This was F1’s most dispiriting season opener in decades
For 24 hours, there was hope that the new Formula One season might not be a straight repeat of Max Verstappen’s crushing dominance of last year. The Dutchman took pole in Bahrain on Saturday, yes, but it was Charles Leclerc’s Ferrari who set the fastest lap of the day.
Not even 10 laps into Saturday’s opening race and those hopes were being cruelly extinguished as Verstappen strolled to a 6.5sec lead in his Red Bull. There was not even the remotest hint of vulnerability over the entire 57-lap distance as he took a 55th career win by 22.4sec. The chasing pack – Ferrari and Mercedes with new-concept cars for this season – would have hoped for even the smallest glimmer but there was none.
This was the most dispiriting start to a Formula One season for decades. Looking at winning margins in the first grand prix of a season alone, this was the largest gap from victor to runner-up since 2014, when Nico Rosberg’s Mercedes beat Kevin Magnussen’s McLaren by 26sec. That at least had the mitigating factor that the other Mercedes of Lewis Hamilton (they won 16 of 19 rounds that year) retired. Excluding that you have to go back to 1996, a time when Max’s dad Jos was on the grid, to find a larger winning margin.
Verstappen’s era eclipses Mercedes domination
It is not just the winning margin that disappoints, though, it is the context in which it occurred. Firstly, Verstappen has now won 29 of the last 34 races. True, Mercedes went through periods of similar success, winning 35 of 40 across the 2015 and 2016 seasons. That was not great to see either, but the wins (20-15 to Hamilton) and championships (one each) were shared between their drivers. Hamilton was always the favourite, but he had genuine competition. The pretence that Sergio Perez could challenge team-mate Verstappen over a season is long gone.
The regularity with which Verstappen won in 2023, and with great ease, is a testament to his and his team’s brilliance. Yet its repetition dulls the spectacle, dampens enthusiasm and eradicates any jeopardy. These are all things F1 needs if it wishes to keep the enormous audience of new fans it has earned over the last five years.
The start of any F1 season with all its unknowns brings all of the above to varying degrees. It would be disingenuous to say that anyone truly expected Verstappen to be beaten or even pushed that far in the opening round. Yet so little has changed from the end of last season to this. Ferrari may say that they halved the deficit to Verstappen since the 2023 Bahrain Grand Prix, but the gap at the end was where it was at the end of last season. The repeated line that it is a tight and hard-fought battle behind Verstappen does not wash. There is something to enjoy in that but who wins races and championships is what matters.
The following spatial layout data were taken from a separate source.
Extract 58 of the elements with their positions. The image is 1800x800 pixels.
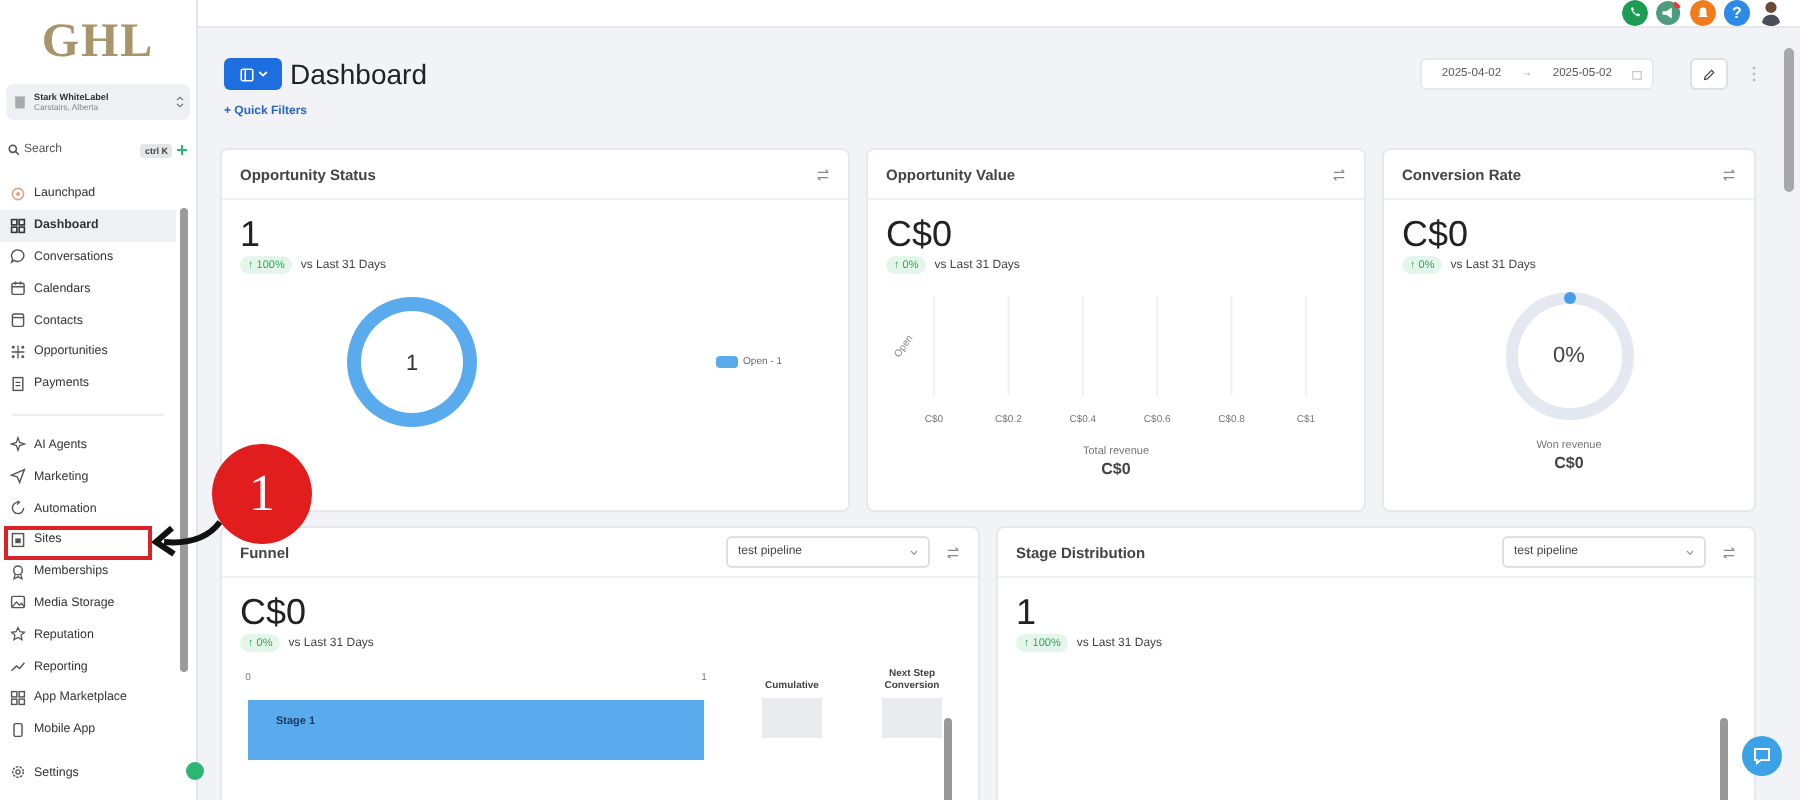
panel-icon (239, 67, 253, 81)
chevron-icon (1686, 549, 1694, 555)
donut-slice (347, 297, 477, 427)
grid-icon (10, 689, 26, 706)
gear-icon (10, 764, 26, 781)
dots-icon (10, 343, 26, 360)
swap-icon[interactable] (946, 545, 960, 559)
page-icon (10, 531, 26, 548)
edit-button[interactable] (1690, 58, 1728, 90)
total-value: C$0 (1099, 460, 1133, 478)
pencil-icon (1702, 67, 1716, 81)
avatar-icon[interactable] (1758, 0, 1784, 26)
scrollbar[interactable] (180, 208, 188, 672)
phone-icon (10, 721, 26, 738)
swap-icon[interactable] (816, 167, 830, 181)
metric-value: 1 (1016, 592, 1039, 632)
metric-value: C$0 (240, 592, 309, 632)
chat-bubble-icon (10, 248, 26, 265)
legend-swatch (715, 356, 738, 368)
chevron-icon (910, 549, 918, 555)
chat-icon (1752, 746, 1772, 766)
layout-menu-button[interactable] (224, 58, 282, 90)
metric-value: 1 (240, 214, 263, 254)
pointer-arrow (152, 518, 224, 562)
phone-icon[interactable] (1622, 0, 1648, 26)
search-icon (8, 144, 20, 156)
swap-icon[interactable] (1332, 167, 1346, 181)
chevron-icon (257, 70, 267, 78)
circle-arrow-icon (10, 500, 26, 517)
value-cell (882, 698, 942, 738)
card-icon (10, 312, 26, 329)
swap-icon[interactable] (1722, 545, 1736, 559)
star-icon (10, 626, 26, 643)
help-button[interactable]: ? (1724, 0, 1750, 26)
metric-value: C$0 (1402, 214, 1471, 254)
donut-center-value: 1 (405, 352, 419, 376)
ring-icon (10, 185, 26, 202)
trend-line-icon (10, 658, 26, 675)
scrollbar[interactable] (1784, 48, 1794, 192)
grid-icon (10, 217, 26, 234)
paper-plane-icon (10, 468, 26, 485)
gauge-start-dot (1563, 292, 1575, 304)
megaphone-icon[interactable] (1656, 0, 1682, 26)
metric-value: C$0 (886, 214, 955, 254)
status-dot-icon (186, 762, 204, 780)
gauge-track (1505, 292, 1633, 420)
bell-icon[interactable] (1690, 0, 1716, 26)
total-value: C$0 (1552, 454, 1586, 472)
ribbon-icon (10, 563, 26, 580)
page-title: Dashboard (290, 58, 429, 90)
image-icon (10, 594, 26, 611)
document-icon (10, 375, 26, 392)
chat-widget-button[interactable] (1742, 736, 1782, 776)
plus-icon[interactable] (176, 144, 188, 156)
sparkle-icon (10, 436, 26, 453)
swap-icon[interactable] (1722, 167, 1736, 181)
chevron-updown-icon (176, 96, 184, 108)
gauge-reading: 0% (1553, 344, 1585, 368)
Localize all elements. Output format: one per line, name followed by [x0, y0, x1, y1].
Mid-field race has become predictable
Even outside of the top five teams, what are the other interesting on-track storylines on the grid? The same 20 drivers are driving for the same 10 teams as they were in Abu Dhabi last year. No team has made a significant jump up the grid like Aston Martin did in 2023. Haas exceeding their very low pre-season expectations is about as good as it got. The only thing that in any way surprises or intrigues is Alpine’s baffling yet predictable tendency to get the worst out of their significant resources.
Of course, this was only one race over a long season and Verstappen will have times where it is not so easy. But he will also likely have races where it is easier, and there is no doubt that he did not fully extend his talents on Saturday. He did not need to. His advantage in races has been so large – and usually accumulated so early – that we are robbed of tactical and strategic intrigue. F1 thrives on uncertainty but how many times last season was a Verstappen win under threat? In any case, he is the fastest driver in the fastest car – with seemingly bulletproof reliability – but he also has the best team strategically and operationally behind him. Where are the weaknesses?
Superiority in 2024 will impact 2025 too
The performance gap that Mercedes, Ferrari and McLaren need to close appears enormous. We should expect them to improve throughout the year but the reality is that Red Bull are likely to be so far ahead in both championships that they can then (as they did last season) pour resources into developing next year’s car over the RB20. The prospect of this competitive stasis is difficult to stomach – and there could be another 23 rounds of this to endure.